Songs commonly praise mountains, taiga, and rivers, recount heroic epics and clan histories, and invoke Tengrist cosmology, blending practical herder life with a spiritual view of nature.
Altai music grew from the lifeways of nomadic and semi‑nomadic Turkic‑Mongolic peoples in the Altai Mountains. For centuries, epic bards and kai‑singers transmitted history, ethics, and cosmology entirely by ear, using flexible rhythms and modal melodies suited to storytelling and the open landscape. The imitation of natural soundscapes—wind, hoofbeats, birdcalls—became an aesthetic hallmark, supported by overtone techniques (kai) and simple drone accompaniments on the topshur and khomus.
Russian explorers, missionaries, and ethnographers documented Altai musical practices in the 1800s and early 1900s.

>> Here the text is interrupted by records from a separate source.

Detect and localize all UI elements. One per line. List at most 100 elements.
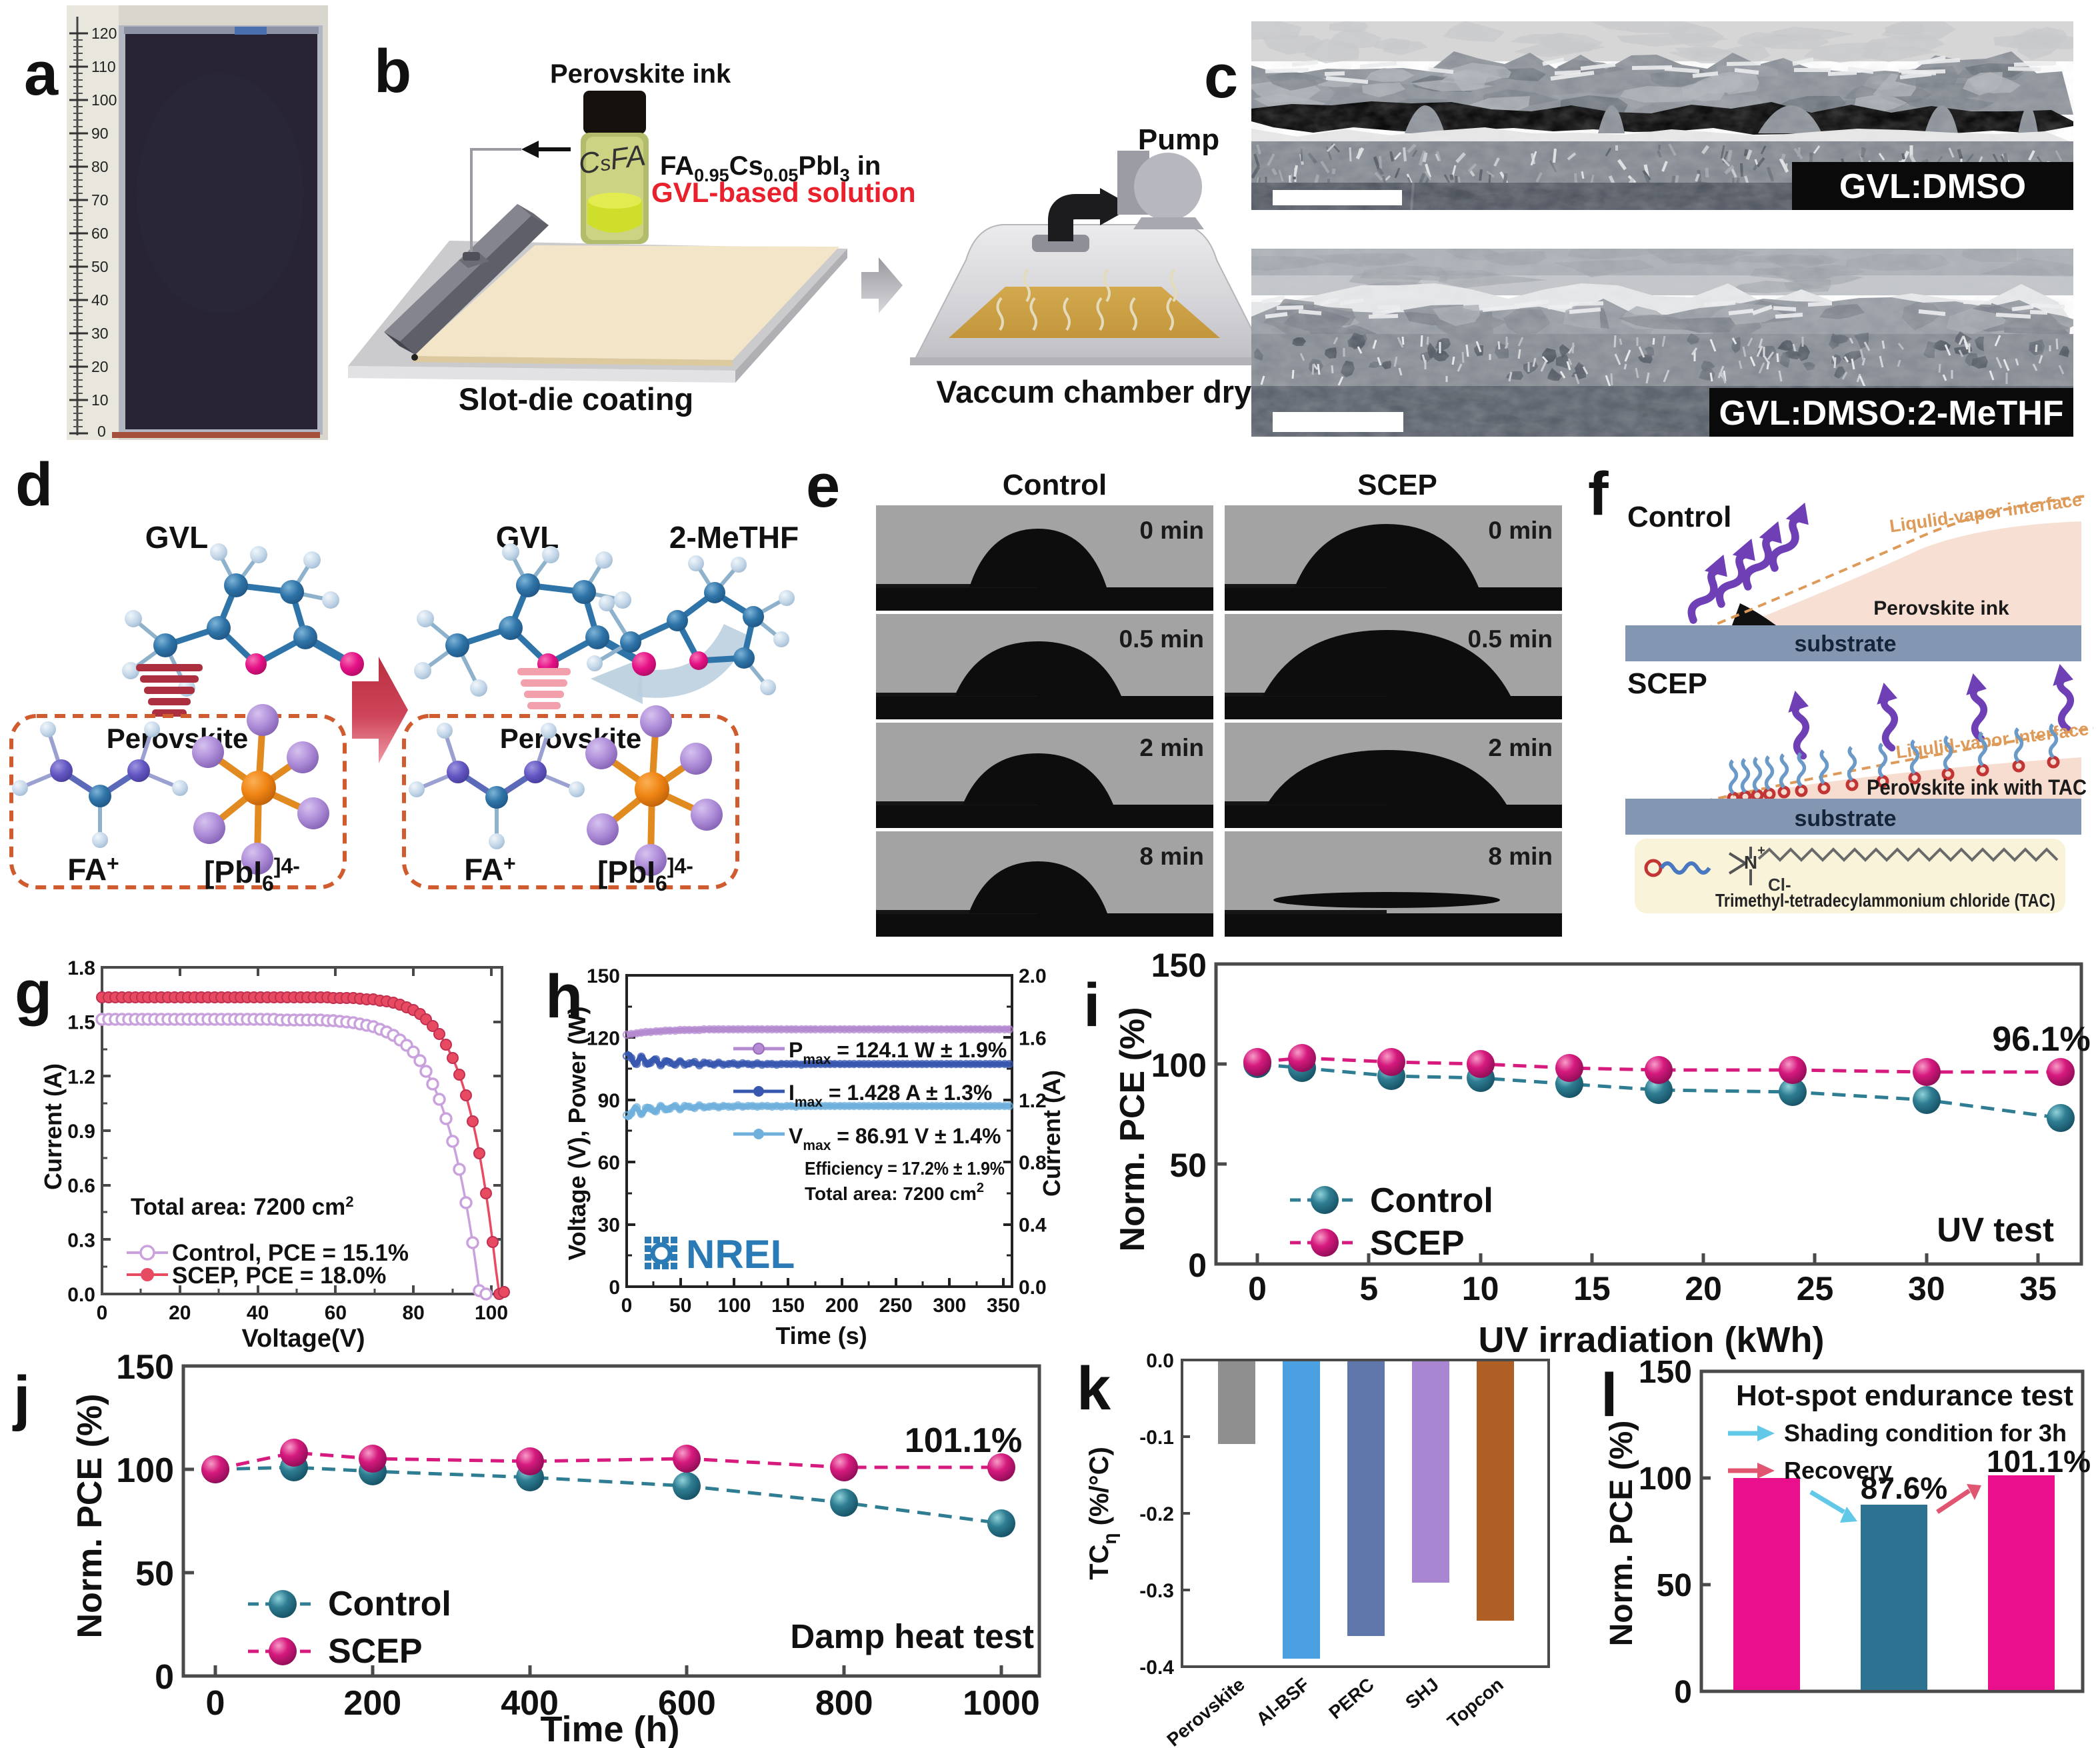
svg-text:Norm. PCE (%): Norm. PCE (%) [1604, 1421, 1639, 1647]
svg-text:0.0: 0.0 [67, 1284, 95, 1306]
svg-text:50: 50 [1169, 1147, 1207, 1184]
svg-text:UV test: UV test [1937, 1211, 2054, 1249]
svg-text:0.5 min: 0.5 min [1119, 625, 1205, 653]
svg-text:200: 200 [825, 1295, 859, 1317]
svg-text:Recovery: Recovery [1784, 1457, 1892, 1484]
svg-text:Control: Control [1627, 501, 1731, 533]
svg-text:i: i [1083, 971, 1101, 1039]
svg-text:96.1%: 96.1% [1992, 1020, 2090, 1059]
svg-text:GVL: GVL [145, 520, 209, 555]
svg-text:Hot-spot endurance test: Hot-spot endurance test [1736, 1379, 2073, 1412]
svg-text:Slot-die coating: Slot-die coating [459, 381, 694, 417]
svg-text:0.5 min: 0.5 min [1468, 625, 1553, 653]
svg-text:35: 35 [2019, 1270, 2057, 1307]
svg-text:1.5: 1.5 [67, 1012, 95, 1034]
svg-text:1.6: 1.6 [1019, 1027, 1047, 1049]
svg-text:8 min: 8 min [1139, 843, 1204, 870]
svg-text:SCEP, PCE = 18.0%: SCEP, PCE = 18.0% [172, 1263, 386, 1289]
svg-text:40: 40 [91, 291, 109, 309]
svg-text:-0.4: -0.4 [1139, 1657, 1174, 1679]
svg-text:1000: 1000 [963, 1684, 1040, 1723]
svg-text:10: 10 [91, 391, 109, 409]
svg-text:50: 50 [1657, 1568, 1692, 1603]
svg-text:90: 90 [91, 125, 109, 142]
svg-text:UV irradiation (kWh): UV irradiation (kWh) [1478, 1320, 1824, 1360]
svg-text:30: 30 [91, 325, 109, 342]
svg-text:substrate: substrate [1794, 806, 1896, 831]
svg-text:Liqulid-vapor interface: Liqulid-vapor interface [1895, 719, 2090, 762]
svg-text:[PbI6]4-: [PbI6]4- [597, 854, 693, 895]
svg-text:Perovskite: Perovskite [500, 723, 641, 754]
svg-text:SCEP: SCEP [1357, 469, 1437, 501]
svg-text:Perovskite ink: Perovskite ink [550, 59, 731, 89]
svg-text:2 min: 2 min [1139, 734, 1204, 761]
svg-text:Imax = 1.428 A ± 1.3%: Imax = 1.428 A ± 1.3% [789, 1081, 992, 1110]
svg-text:Al-BSF: Al-BSF [1252, 1674, 1313, 1730]
svg-text:-0.3: -0.3 [1139, 1580, 1174, 1602]
svg-text:0: 0 [155, 1658, 174, 1697]
svg-text:Control: Control [328, 1585, 451, 1623]
svg-text:150: 150 [116, 1348, 174, 1387]
svg-text:Control: Control [1003, 469, 1107, 501]
svg-text:0: 0 [1248, 1270, 1267, 1307]
svg-text:50: 50 [135, 1555, 174, 1593]
svg-text:0.6: 0.6 [67, 1175, 95, 1197]
svg-text:200: 200 [343, 1684, 401, 1723]
svg-text:Total area: 7200 cm2: Total area: 7200 cm2 [805, 1181, 984, 1204]
svg-text:0: 0 [97, 1302, 108, 1324]
svg-text:TCη (%/°C): TCη (%/°C) [1085, 1447, 1120, 1580]
svg-text:2.0: 2.0 [1019, 965, 1047, 987]
svg-text:70: 70 [91, 191, 109, 209]
svg-text:100: 100 [1639, 1461, 1692, 1497]
svg-text:Damp heat test: Damp heat test [790, 1617, 1034, 1655]
svg-text:Perovskite ink: Perovskite ink [1873, 597, 2009, 619]
svg-text:25: 25 [1797, 1270, 1834, 1307]
svg-text:101.1%: 101.1% [1987, 1444, 2091, 1479]
svg-text:0.9: 0.9 [67, 1121, 95, 1143]
svg-text:250: 250 [879, 1295, 913, 1317]
svg-text:Time (s): Time (s) [775, 1322, 867, 1349]
svg-text:100: 100 [91, 91, 117, 109]
svg-text:400: 400 [501, 1684, 559, 1723]
svg-text:Voltage (V), Power (W): Voltage (V), Power (W) [563, 1006, 591, 1260]
svg-text:0: 0 [206, 1684, 225, 1723]
svg-text:Total area: 7200 cm2: Total area: 7200 cm2 [131, 1193, 354, 1220]
svg-text:e: e [806, 452, 840, 520]
svg-text:Topcon: Topcon [1443, 1674, 1507, 1732]
svg-text:Control: Control [1370, 1181, 1493, 1220]
svg-text:SHJ: SHJ [1401, 1674, 1443, 1713]
svg-text:600: 600 [658, 1684, 716, 1723]
svg-text:Current (A): Current (A) [1038, 1070, 1065, 1197]
svg-text:60: 60 [598, 1152, 620, 1174]
svg-text:20: 20 [169, 1302, 191, 1324]
svg-text:Vaccum chamber dryer: Vaccum chamber dryer [936, 374, 1281, 409]
svg-text:0: 0 [621, 1295, 633, 1317]
svg-text:120: 120 [587, 1027, 620, 1049]
svg-text:1.8: 1.8 [67, 957, 95, 979]
svg-text:Norm. PCE (%): Norm. PCE (%) [71, 1394, 109, 1639]
svg-text:0.4: 0.4 [1019, 1215, 1047, 1237]
svg-text:30: 30 [598, 1215, 620, 1237]
svg-text:100: 100 [116, 1451, 174, 1490]
svg-text:Perovskite ink with TAC: Perovskite ink with TAC [1867, 775, 2087, 799]
svg-text:80: 80 [91, 158, 109, 175]
svg-text:Control, PCE = 15.1%: Control, PCE = 15.1% [172, 1240, 409, 1266]
svg-text:30: 30 [1908, 1270, 1945, 1307]
svg-text:0: 0 [1674, 1675, 1692, 1710]
svg-text:150: 150 [1151, 947, 1207, 984]
svg-text:150: 150 [1639, 1355, 1692, 1390]
svg-text:0 min: 0 min [1488, 517, 1553, 544]
svg-text:20: 20 [91, 358, 109, 375]
svg-text:c: c [1204, 43, 1238, 111]
svg-text:Efficiency = 17.2% ± 1.9%: Efficiency = 17.2% ± 1.9% [805, 1158, 1005, 1179]
svg-text:0.3: 0.3 [67, 1229, 95, 1251]
svg-text:d: d [15, 451, 53, 519]
svg-text:101.1%: 101.1% [905, 1421, 1022, 1460]
svg-text:SCEP: SCEP [328, 1632, 423, 1671]
svg-text:Perovskite: Perovskite [107, 723, 248, 754]
svg-text:GVL-based solution: GVL-based solution [651, 177, 916, 208]
svg-text:5: 5 [1359, 1270, 1378, 1307]
svg-text:60: 60 [325, 1302, 347, 1324]
svg-text:60: 60 [91, 225, 109, 242]
svg-text:0: 0 [97, 423, 106, 440]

Wax cylinders, later discs and notations, captured epic genres and ritual songs, while local instrument building (topshur/topshuur variants, shoor flutes) was described in detail. Cross‑regional exchange with Tuvan and Mongolian performers further shaped the vocal styles and repertoires across the Altai–Sayan cultural zone.
During the Soviet era, regional song‑and‑dance ensembles arranged village repertoire for stage performance. This professionalized the tradition, standardizing tunings and forms, adding choral textures, and placing the topshur, shoor, and khomus into orchestrated contexts. While ritual contexts narrowed, broadcast and touring expanded the music’s reach inside and outside the USSR.

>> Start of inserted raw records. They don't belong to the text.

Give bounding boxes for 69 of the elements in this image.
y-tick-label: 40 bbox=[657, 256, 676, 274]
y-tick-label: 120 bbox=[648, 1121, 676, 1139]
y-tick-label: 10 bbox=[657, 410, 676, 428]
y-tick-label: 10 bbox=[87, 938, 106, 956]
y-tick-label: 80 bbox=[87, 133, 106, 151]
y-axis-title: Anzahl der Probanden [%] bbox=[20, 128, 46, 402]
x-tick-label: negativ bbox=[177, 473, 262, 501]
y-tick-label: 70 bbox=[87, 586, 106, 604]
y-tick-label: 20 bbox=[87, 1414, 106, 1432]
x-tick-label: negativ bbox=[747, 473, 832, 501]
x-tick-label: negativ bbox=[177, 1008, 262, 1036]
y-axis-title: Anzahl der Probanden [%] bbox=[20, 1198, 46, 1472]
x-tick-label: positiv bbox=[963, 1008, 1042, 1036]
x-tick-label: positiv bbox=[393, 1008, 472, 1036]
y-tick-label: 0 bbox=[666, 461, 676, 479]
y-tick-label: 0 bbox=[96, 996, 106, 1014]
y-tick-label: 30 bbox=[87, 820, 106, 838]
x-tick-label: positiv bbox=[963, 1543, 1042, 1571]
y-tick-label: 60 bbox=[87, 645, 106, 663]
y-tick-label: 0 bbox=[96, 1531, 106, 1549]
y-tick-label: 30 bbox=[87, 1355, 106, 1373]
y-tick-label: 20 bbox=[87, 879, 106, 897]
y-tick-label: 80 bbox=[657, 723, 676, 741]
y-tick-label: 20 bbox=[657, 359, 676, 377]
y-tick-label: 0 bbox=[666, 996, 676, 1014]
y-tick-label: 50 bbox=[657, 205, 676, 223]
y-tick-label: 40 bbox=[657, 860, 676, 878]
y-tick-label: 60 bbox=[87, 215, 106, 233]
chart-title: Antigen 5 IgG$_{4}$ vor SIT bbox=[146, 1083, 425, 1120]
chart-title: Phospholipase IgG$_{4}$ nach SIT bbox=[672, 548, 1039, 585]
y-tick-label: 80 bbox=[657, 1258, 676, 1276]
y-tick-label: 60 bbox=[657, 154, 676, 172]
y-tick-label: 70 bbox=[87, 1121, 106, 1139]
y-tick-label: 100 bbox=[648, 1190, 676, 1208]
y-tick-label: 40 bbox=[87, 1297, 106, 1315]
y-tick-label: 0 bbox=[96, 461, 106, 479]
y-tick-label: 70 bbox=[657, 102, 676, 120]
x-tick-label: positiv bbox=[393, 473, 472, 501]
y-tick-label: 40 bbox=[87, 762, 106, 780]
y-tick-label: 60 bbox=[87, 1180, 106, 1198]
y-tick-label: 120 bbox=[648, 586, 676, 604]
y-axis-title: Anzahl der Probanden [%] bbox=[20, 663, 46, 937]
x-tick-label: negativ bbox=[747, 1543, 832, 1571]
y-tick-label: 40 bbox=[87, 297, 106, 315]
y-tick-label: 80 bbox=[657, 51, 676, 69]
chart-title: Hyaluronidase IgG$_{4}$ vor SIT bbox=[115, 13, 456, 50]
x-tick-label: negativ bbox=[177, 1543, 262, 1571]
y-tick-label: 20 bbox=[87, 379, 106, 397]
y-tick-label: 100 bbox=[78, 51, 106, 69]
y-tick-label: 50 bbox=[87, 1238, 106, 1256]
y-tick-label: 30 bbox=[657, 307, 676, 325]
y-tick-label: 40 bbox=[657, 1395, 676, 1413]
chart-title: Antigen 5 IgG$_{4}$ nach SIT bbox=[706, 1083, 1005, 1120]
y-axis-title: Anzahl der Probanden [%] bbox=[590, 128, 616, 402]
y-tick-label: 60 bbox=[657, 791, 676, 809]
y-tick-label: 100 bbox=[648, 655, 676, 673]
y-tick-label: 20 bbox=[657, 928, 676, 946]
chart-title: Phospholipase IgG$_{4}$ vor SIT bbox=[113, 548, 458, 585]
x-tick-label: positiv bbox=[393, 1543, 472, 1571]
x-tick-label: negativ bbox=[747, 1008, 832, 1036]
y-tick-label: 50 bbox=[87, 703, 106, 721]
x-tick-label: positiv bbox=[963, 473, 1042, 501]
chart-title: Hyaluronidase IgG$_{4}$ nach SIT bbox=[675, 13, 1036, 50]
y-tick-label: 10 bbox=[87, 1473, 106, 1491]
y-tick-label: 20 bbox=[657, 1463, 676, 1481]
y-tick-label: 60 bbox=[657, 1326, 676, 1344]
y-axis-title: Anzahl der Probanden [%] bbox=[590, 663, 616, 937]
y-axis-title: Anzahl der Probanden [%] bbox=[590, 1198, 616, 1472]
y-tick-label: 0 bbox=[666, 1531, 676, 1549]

After the 1990s, local ensembles and culture bearers revived epic performance and kai techniques, often engaging in cultural festivals and recordings. Contemporary groups balance authenticity with new media and occasional fusion—pairing topshur and shoor with guitar, bass, or ambient textures—bringing Altai music to world stages while maintaining narrative content rooted in landscape and Tengrist worldview.